In the Fall of 2004, the voters of Maricopa County recognized the impending growth and transportation challenges that will come to the region over the next few decades and approved Proposition 400, a balanced regional transportation plan that included additional freeway construction, road improvements, additional buses and additional light rail service. The voters also recognized a future need for commuter rail and provided money to study the feasibility of this transportation mode for a continuously growing region.
Maricopa Association of Governments (MAG) initiated a Commuter Rail Strategic Planning effort for the entire MAG Region in order to define the requirements and steps required for Maricopa and northern Pinal Counties to plan for and potentially implement commuter rail service. The one-year planning and stakeholder coordination process commenced in February 2007 and began with the formation of a Commuter Rail Stakeholders Group (CRSG), which provided comment on, and help shaped, major policy recommendations for implementing commuter rail in the study area. The CRSG consisted of public and private agencies and entities with interest in determining how to implement Commuter Rail services in the region.
From the Commuter Rail Strategic Plan in 2009 came a dedicated group of stakeholders from across the region that provided impetus to further develop efforts to bring commuter rail to the region. Accordingly, MAG commissioned three additional planning studies: Systems Study, Grand Avenue Corridor Study and Yuma West Corridor Study. These three studies were completed in Spring 2010.

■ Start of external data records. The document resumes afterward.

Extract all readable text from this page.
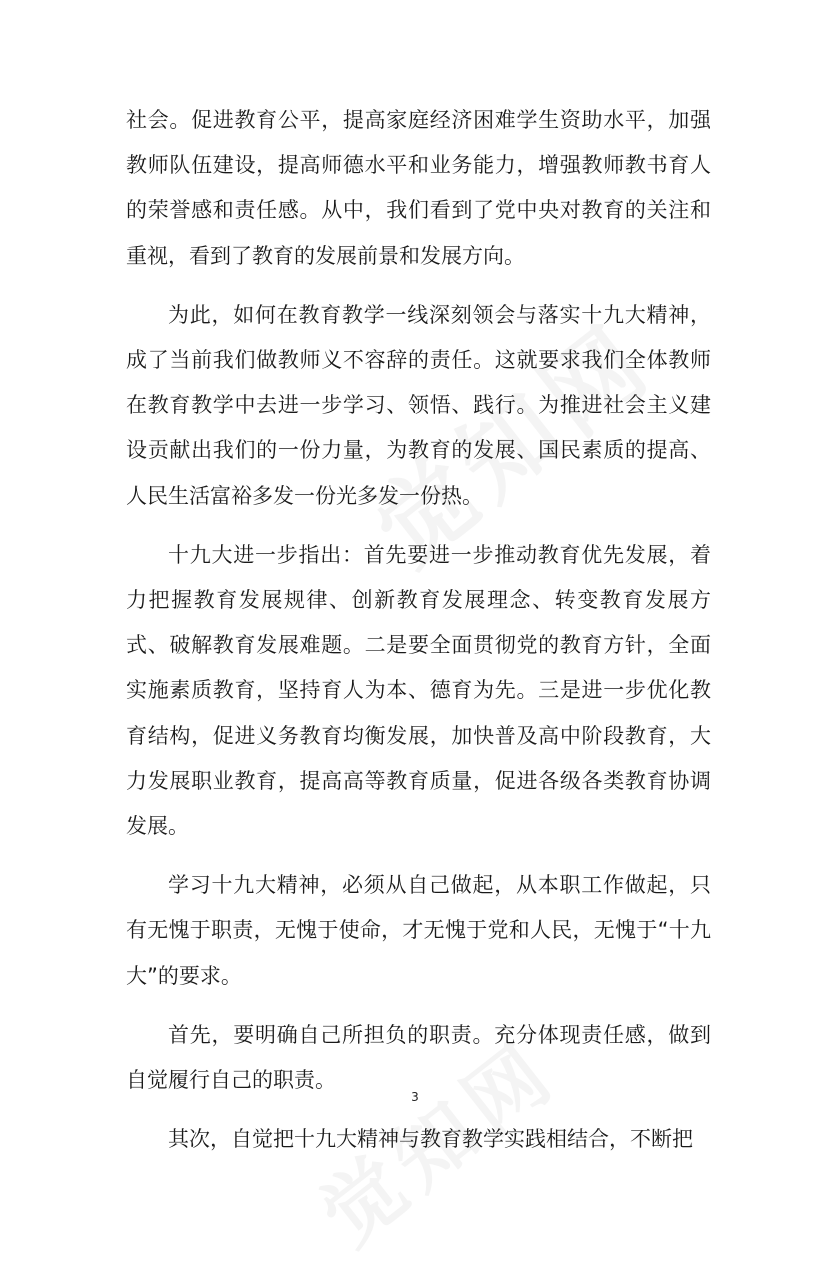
社会。促进教育公平，提高家庭经济困难学生资助水平，加强教师队伍建设，提高师德水平和业务能力，增强教师教书育人的荣誉感和责任感。从中，我们看到了党中央对教育的关注和重视，看到了教育的发展前景和发展方向。

为此，如何在教育教学一线深刻领会与落实十九大精神，成了当前我们做教师义不容辞的责任。这就要求我们全体教师在教育教学中去进一步学习、领悟、践行。为推进社会主义建设贡献出我们的一份力量，为教育的发展、国民素质的提高、人民生活富裕多发一份光多发一份热。

十九大进一步指出：首先要进一步推动教育优先发展，着力把握教育发展规律、创新教育发展理念、转变教育发展方式、破解教育发展难题。二是要全面贯彻党的教育方针，全面实施素质教育，坚持育人为本、德育为先。三是进一步优化教育结构，促进义务教育均衡发展，加快普及高中阶段教育，大力发展职业教育，提高高等教育质量，促进各级各类教育协调发展。

学习十九大精神，必须从自己做起，从本职工作做起，只有无愧于职责，无愧于使命，才无愧于党和人民，无愧于“十九大”的要求。

首先，要明确自己所担负的职责。充分体现责任感，做到自觉履行自己的职责。

其次，自觉把十九大精神与教育教学实践相结合，不断把

3
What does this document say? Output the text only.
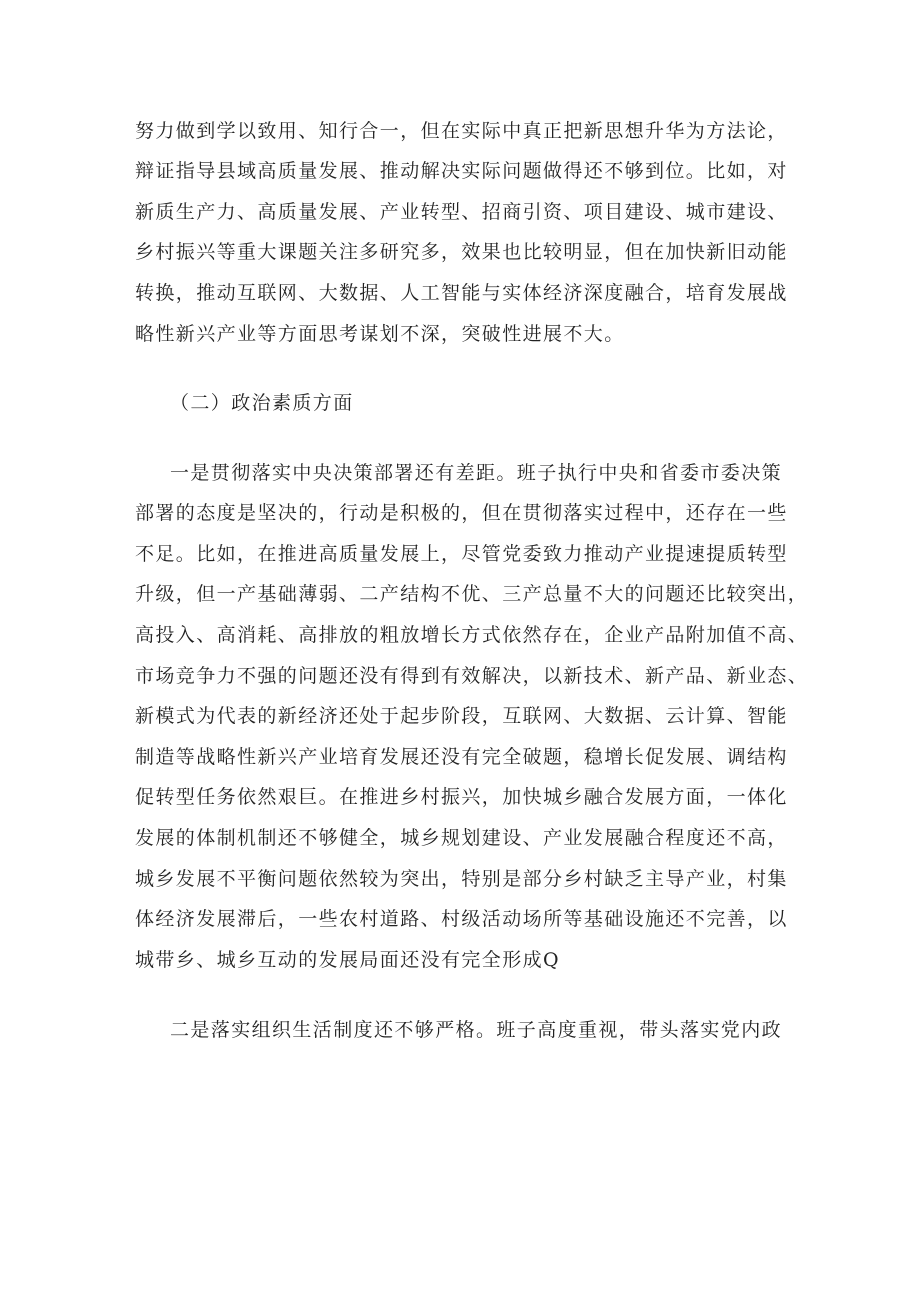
努力做到学以致用、知行合一，但在实际中真正把新思想升华为方法论，

辩证指导县域高质量发展、推动解决实际问题做得还不够到位。比如，对

新质生产力、高质量发展、产业转型、招商引资、项目建设、城市建设、

乡村振兴等重大课题关注多研究多，效果也比较明显，但在加快新旧动能

转换，推动互联网、大数据、人工智能与实体经济深度融合，培育发展战

略性新兴产业等方面思考谋划不深，突破性进展不大。

（二）政治素质方面

一是贯彻落实中央决策部署还有差距。班子执行中央和省委市委决策

部署的态度是坚决的，行动是积极的，但在贯彻落实过程中，还存在一些

不足。比如，在推进高质量发展上，尽管党委致力推动产业提速提质转型

升级，但一产基础薄弱、二产结构不优、三产总量不大的问题还比较突出，

高投入、高消耗、高排放的粗放增长方式依然存在，企业产品附加值不高、

市场竞争力不强的问题还没有得到有效解决，以新技术、新产品、新业态、

新模式为代表的新经济还处于起步阶段，互联网、大数据、云计算、智能

制造等战略性新兴产业培育发展还没有完全破题，稳增长促发展、调结构

促转型任务依然艰巨。在推进乡村振兴，加快城乡融合发展方面，一体化

发展的体制机制还不够健全，城乡规划建设、产业发展融合程度还不高，

城乡发展不平衡问题依然较为突出，特别是部分乡村缺乏主导产业，村集

体经济发展滞后，一些农村道路、村级活动场所等基础设施还不完善，以

城带乡、城乡互动的发展局面还没有完全形成Q

二是落实组织生活制度还不够严格。班子高度重视，带头落实党内政
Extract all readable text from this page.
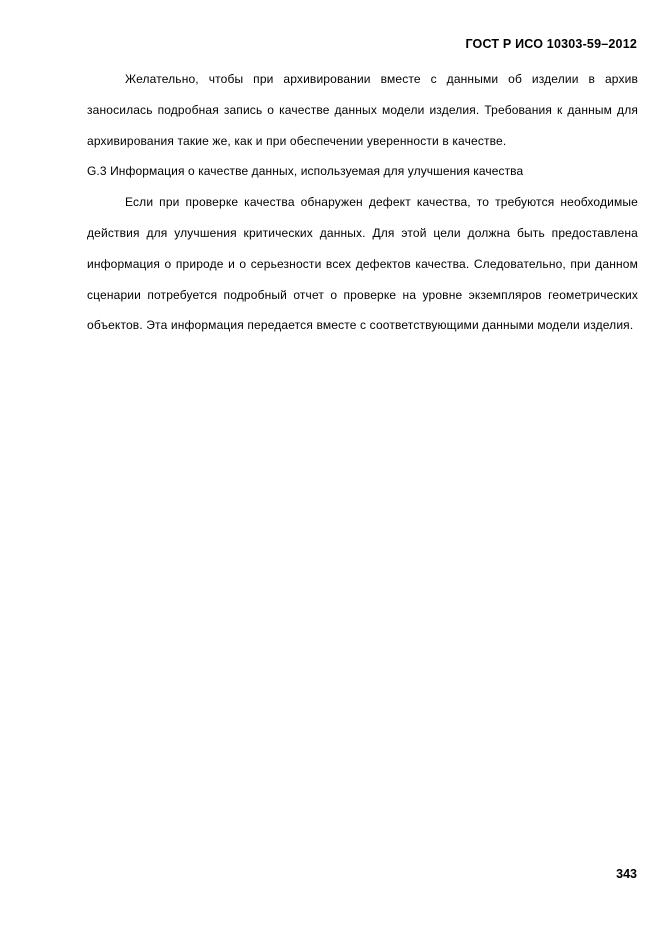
ГОСТ Р ИСО 10303-59–2012

Желательно, чтобы при архивировании вместе с данными об изделии в архив заносилась подробная запись о качестве данных модели изделия. Требования к данным для архивирования такие же, как и при обеспечении уверенности в качестве.

G.3 Информация о качестве данных, используемая для улучшения качества

Если при проверке качества обнаружен дефект качества, то требуются необходимые действия для улучшения критических данных. Для этой цели должна быть предоставлена информация о природе и о серьезности всех дефектов качества. Следовательно, при данном сценарии потребуется подробный отчет о проверке на уровне экземпляров геометрических объектов. Эта информация передается вместе с соответствующими данными модели изделия.

343
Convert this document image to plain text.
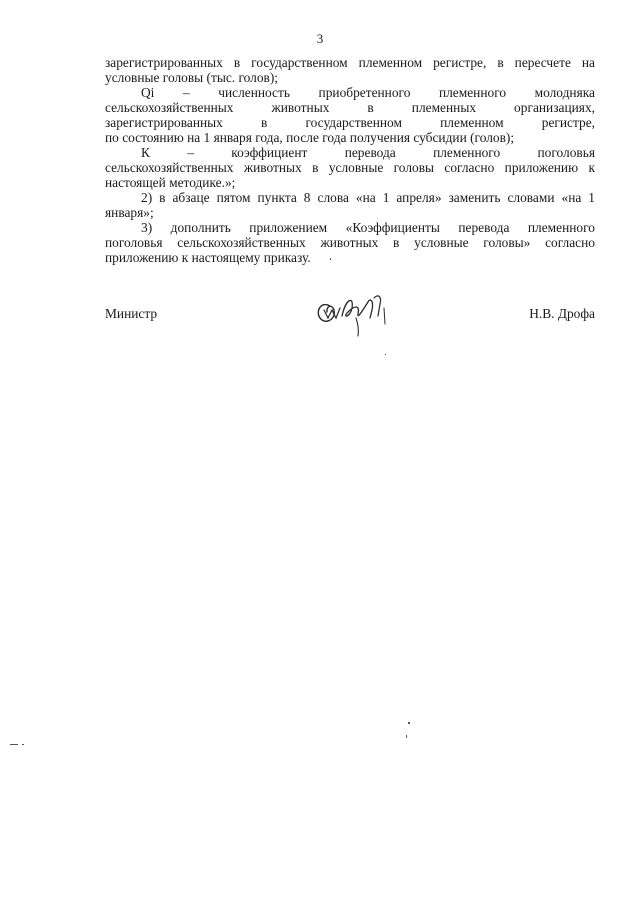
3

зарегистрированных в государственном племенном регистре, в пересчете на
условные головы (тыс. голов);

Qi – численность приобретенного племенного молодняка
сельскохозяйственных животных в племенных организациях,
зарегистрированных в государственном племенном регистре,
по состоянию на 1 января года, после года получения субсидии (голов);

К – коэффициент перевода племенного поголовья
сельскохозяйственных животных в условные головы согласно приложению к
настоящей методике.»;

2) в абзаце пятом пункта 8 слова «на 1 апреля» заменить словами «на 1
января»;

3) дополнить приложением «Коэффициенты перевода племенного
поголовья сельскохозяйственных животных в условные головы» согласно
приложению к настоящему приказу.

Министр	Н.В. Дрофа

In 2016-17, MAG is managing in the Regional Commuter Rail System Study Update. The purpose of the study is to revise the data included in the original MAG 2010 Commuter Rail System Study, specifically new regional socioeconomic forecasts, revised ridership, cost estimates, corridor rankings, and information from other relevant passenger rail studies and technical content. Governance and indemnity/liability issues related to passenger rail implementation will also be studied, as these elements must be addressed prior to any agreement between the owner railroads and the eventual commuter rail governing/operating agency. Increased mobility to jobs, housing alternatives, and connectivity to downtowns, airports and entertainment centers, travel and tourism options, and traffic mitigation will also be evaluated. The results of the study will inform long-range high-capacity transit investments to support mobility throughout the region.